Und trotzdem konnte man am Mittwochabend schon erahnen, wie sich Habeck als Kanzlerkandidat geben will. Als er nach dem gescheiterten Koalitionsausschuss vor die Presse trat, wirkte er fast staatstragend. Über Lindner verlor er kein Wort, stattdessen sprach er über Deutschlands besondere Rolle in Europa, über Geschlossenheit und Handlungsfähigkeit.
Immer wieder Video-Reden
Es ist nicht Habecks erster Auftritt dieser Art. Man konnte ihn in den vergangenen Jahren immer wieder so sehen – besonders in seinen Videos, die er regelmäßig für die sozialen Medien aufnimmt. Nach dem die Hamas Israel angegriffen hatte, sprach er in einem dieser Clips über den Antisemitismus auf deutschen Straßen. Mehr als 42 Millionen Mal wurde das Video in den ersten zwei Wochen danach gesehen. Es sei die Rede gewesen, die sich in viele vom Kanzler gewünscht hätten, hieß es danach oft. Das dürfte Habecks Gedanke gewesen sein.

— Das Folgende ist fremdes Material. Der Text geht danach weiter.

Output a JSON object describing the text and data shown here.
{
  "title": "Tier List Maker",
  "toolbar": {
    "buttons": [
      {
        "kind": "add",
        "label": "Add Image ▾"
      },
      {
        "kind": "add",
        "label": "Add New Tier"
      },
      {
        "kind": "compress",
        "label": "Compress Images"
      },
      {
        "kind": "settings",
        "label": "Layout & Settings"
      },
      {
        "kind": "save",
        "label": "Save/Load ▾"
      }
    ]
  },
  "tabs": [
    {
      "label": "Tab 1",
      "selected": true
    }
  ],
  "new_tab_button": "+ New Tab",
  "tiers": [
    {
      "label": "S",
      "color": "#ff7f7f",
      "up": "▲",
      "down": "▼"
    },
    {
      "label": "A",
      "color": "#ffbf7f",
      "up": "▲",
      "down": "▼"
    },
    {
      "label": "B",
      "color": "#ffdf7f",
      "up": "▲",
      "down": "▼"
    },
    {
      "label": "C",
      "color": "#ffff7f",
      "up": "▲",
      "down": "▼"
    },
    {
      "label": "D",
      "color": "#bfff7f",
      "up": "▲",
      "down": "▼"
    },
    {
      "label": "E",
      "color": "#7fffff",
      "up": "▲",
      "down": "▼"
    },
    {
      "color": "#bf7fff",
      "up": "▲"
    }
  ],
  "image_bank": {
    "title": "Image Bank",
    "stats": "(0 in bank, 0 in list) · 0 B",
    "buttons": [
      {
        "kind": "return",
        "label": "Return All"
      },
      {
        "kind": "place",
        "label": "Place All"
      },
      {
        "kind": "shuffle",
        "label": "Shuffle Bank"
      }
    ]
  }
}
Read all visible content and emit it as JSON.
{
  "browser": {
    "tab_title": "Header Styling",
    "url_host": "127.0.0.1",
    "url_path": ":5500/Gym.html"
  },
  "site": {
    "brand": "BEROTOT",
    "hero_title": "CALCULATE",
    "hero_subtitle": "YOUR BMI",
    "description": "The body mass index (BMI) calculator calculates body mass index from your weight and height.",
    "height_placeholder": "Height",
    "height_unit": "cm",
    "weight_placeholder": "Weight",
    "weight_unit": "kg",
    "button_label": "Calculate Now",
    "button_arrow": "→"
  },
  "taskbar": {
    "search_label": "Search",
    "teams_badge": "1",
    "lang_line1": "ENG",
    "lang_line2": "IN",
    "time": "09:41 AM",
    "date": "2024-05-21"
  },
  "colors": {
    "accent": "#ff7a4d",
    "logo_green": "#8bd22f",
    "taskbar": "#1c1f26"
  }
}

Doch das ändert nicht, dass seine Ausgangslage im Wahlkampf extrem ungünstig ist. In Umfragen lagen die Grünen zuletzt bei neun Prozent – und damit näher an der Fünf-Prozent-Hürde als am Kanzleramt. Die Partei steckt aber nicht nur selbst in einer Krise, sie ist auch Teil einer äußerst unbeliebten und nun offiziell gescheiterten Ampelkoalition. Habeck wiederum zählt als Vizekanzler und Wirtschaftsminister zu den wichtigsten Gesichtern dieses Regierungsbündnisses. Und nun zu dem, was davon übrig ist.
Problem Wirtschaftskrise
Auch die Wirtschaftskrise liegt in seiner Verantwortung. Die mag zwar mit dem Krieg in der Ukraine zusammenhängen. Aber als Wirtschaftsminister wäre es seine Aufgabe gewesen, eine Antwort darauf umzusetzen. Habeck hatte lange gehofft, dass ihm das noch gelingen würde. Doch dazu kam es nicht.
Habeck steht jetzt vor der Aufgabe, erst seine Partei und dann den Rest des Landes von sich überzeugen zu müssen. Dass er viele Entscheidungen in der Regierung allein traf, ohne die Partei oder die Fraktion einzubinden, haben ihm manche Abgeordnete verübelt – allerdings nicht in einem Ausmaß, dass er es fürchten müsste. Die allermeisten Grünen stehen hinter Habeck. Zumal sie nach dem Wahlkampf 2021 gelernt haben, wie wichtig Geschlossenheit für die Partei ist. Auf keinen Fall will man sich nun einen Kampf zwischen den Lagern leisten.
Habecks altes Erfolgsprinzip war es, alle Seiten mitzunehmen – und damit auch die zu erreichen, die ihn eigentlich nicht mögen. Das ist inzwischen schwieriger denn je und es ist nicht klar, ob es ihm unter den heutigen Bedingungen gelingen wird. Er kenne die Umfragen und er wisse, dass die Ampelregierung gescheitert sei, betont Habeck auch in dem Küchentisch-Video. „Ich weiß, einen Führungsanspruch muss man sich erarbeiten. Ich will ihn mir erarbeiten.“ Es dürfte noch viel Arbeit auf ihn warten.